Кто еще? Слесарь по имени Костя? А что, неплохой вариант. Убийцы однажды воспользовались его «услугой». Однако повторная услуга оказалась бы для Кости последней. Но тот живой, слесарит понемногу в своей душной каморке.
– Валя, – Маргелов взял женщину за руку, избегая смотреть на ее опухшую, с синими пятнами шею, – вот ты услышала стук, так?
– Не помню. Знаю, что шла открывать.
– Ладно, ты шла. Но должна же была спросить, кто там, услышать знакомый голос и только после этого открыть дверь. Ты и в «глазок» посмотрела, – в утвердительной форме настаивал Василий. – Ну, кого ты там увидела?
Снова отрицательный жест – медленно, вместе с плечами качнулась в сторону голова Ширяевой.
Она помнила влажные губы одного из убийц, его водянистые глаза, которые были совсем близко от ее лица. Какое оно, его лицо? Круглое, продолговатое, не могла вспомнить. Ее снова придушили полотенцем.
Полотенце...
Вот и еще одна деталь, которую она вспомнила.
И вдруг будто со стороны услышала: «Все, эта шлюха больше двух минут не протянет, давления практически нет... пульс угасающий... дыхание поверхностное... лицо чистое. Шея... нормально».
Ее бросило в дрожь. Валентина невольно оглянулась. Кошмар пришел наяву. Нет, как ее вешали, вспоминать не хотелось. А вдруг там, в одном из черных провалов, что-то важное?
Раньше так, с откровенной наивностью вперемешку с боязнью, она никогда не думала, не говорила. Виной всему приличная доза морфия, которую ей вкатили «по блату». Покой и сон. Она знала, что такое состояние может продлиться долго. И даже когда все вроде бы придет в норму, так и будешь краем глаза ловить браво марширующих тараканов и прочую дребедень, называемую остаточным явлением.

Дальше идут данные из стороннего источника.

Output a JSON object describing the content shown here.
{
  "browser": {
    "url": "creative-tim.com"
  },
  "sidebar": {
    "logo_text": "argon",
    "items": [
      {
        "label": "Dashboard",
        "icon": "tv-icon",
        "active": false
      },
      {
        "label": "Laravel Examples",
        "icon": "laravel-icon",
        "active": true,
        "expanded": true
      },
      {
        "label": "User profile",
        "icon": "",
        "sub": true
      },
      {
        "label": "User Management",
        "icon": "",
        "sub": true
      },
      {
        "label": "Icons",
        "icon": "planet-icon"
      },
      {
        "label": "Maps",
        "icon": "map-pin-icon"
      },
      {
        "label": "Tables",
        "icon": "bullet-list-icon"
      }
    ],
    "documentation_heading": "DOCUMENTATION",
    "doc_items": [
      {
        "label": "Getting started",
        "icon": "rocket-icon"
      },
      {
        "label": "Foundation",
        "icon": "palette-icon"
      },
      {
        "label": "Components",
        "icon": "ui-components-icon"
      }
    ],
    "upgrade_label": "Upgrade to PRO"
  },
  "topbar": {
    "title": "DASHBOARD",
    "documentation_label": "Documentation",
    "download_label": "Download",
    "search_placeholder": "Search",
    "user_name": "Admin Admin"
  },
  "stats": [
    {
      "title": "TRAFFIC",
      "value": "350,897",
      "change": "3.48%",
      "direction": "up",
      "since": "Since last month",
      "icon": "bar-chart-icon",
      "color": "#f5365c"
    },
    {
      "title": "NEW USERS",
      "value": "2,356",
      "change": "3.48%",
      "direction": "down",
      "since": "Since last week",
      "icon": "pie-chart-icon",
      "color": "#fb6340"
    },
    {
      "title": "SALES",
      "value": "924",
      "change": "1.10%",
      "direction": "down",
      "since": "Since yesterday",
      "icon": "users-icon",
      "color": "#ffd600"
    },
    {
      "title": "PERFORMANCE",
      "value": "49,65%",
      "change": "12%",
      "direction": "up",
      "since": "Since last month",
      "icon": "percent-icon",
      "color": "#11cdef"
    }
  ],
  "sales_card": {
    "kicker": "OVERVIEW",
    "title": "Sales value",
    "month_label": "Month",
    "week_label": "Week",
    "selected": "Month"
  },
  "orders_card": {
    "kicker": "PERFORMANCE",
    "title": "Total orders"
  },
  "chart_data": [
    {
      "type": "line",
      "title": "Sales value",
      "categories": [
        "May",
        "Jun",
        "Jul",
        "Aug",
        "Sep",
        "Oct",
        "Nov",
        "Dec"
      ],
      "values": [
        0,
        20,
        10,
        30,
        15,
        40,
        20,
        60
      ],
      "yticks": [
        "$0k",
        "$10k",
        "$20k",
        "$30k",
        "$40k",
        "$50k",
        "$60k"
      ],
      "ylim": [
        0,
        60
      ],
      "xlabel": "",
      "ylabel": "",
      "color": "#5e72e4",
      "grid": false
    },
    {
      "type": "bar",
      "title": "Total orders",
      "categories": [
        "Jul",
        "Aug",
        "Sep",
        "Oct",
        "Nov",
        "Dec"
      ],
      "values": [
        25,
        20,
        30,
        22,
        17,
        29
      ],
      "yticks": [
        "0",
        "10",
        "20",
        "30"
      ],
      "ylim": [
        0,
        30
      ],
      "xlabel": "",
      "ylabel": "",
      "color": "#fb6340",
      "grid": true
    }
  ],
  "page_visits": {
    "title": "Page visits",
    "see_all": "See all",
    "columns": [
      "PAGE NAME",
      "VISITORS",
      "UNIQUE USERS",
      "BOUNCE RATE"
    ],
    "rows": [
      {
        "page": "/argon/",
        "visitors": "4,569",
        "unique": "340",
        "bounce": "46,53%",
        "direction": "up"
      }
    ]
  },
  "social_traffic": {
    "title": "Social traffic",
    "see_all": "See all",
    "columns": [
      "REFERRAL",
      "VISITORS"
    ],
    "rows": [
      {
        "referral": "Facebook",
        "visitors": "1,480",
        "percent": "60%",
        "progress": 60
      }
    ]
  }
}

Нужно сказать Василию, чтобы перестали колоть обезболивающее.
«Володенька... на помощь... я здесь...»
Хорошо, хорошо, подбодрила себя судья. Молодец я, звала на помощь.
«Хорошо держишь?» – «Да». – «Отпускаю».
Валентина снова вздрогнула. Однако в этот раз подумала: «Так я и до двери доберусь, узнаю, кому открыла».
– Кажется, один из них был медиком. Он проверил пульс, сказал, что он нитевидный, еще что-то...
Нет, больше ничего не помню. Вася, подай воды, пожалуйста!
Она медленно, делая крохотные глотки, выпила "полстакана и... вдруг нахмурилась. Отчего? Она тщетно ворошила пустые страницы памяти. Нет, насильно, конечно, не вспомнишь.
Валентина вдруг подумала про свой пистолет. Казенно подумала, что в порядке, определенном законодательством, до сих пор имеет право на его ношение.
– Василь, где мой «Макаров»?
В ответ Маргелов криво усмехнулся.
– Валя, если вспомнишь, срочно позвони. Не сможешь сама, попросишь оперативника. – Следователь перевел взгляд на крепкого милиционера и поймал его утвердительный взгляд.
69
Джип «Киа спортэйдж» 1993 года выпуска Олег приобрел в одном из московских автосалонов. Корейский внедорожник произвел на него самое благоприятное впечатление. Беспристрастные цифры на спидометре показывали, что джип пробежал сорок пять тысяч километров, но, глядя на идеальное состояние кузова и такой же безукоризненный комфортный салон, верилось в это с трудом. Понравилась и цена: всего девять тысяч долларов. Олег купил эту машину, не задумываясь, и в течение полугода ни разу не пожалел о покупке.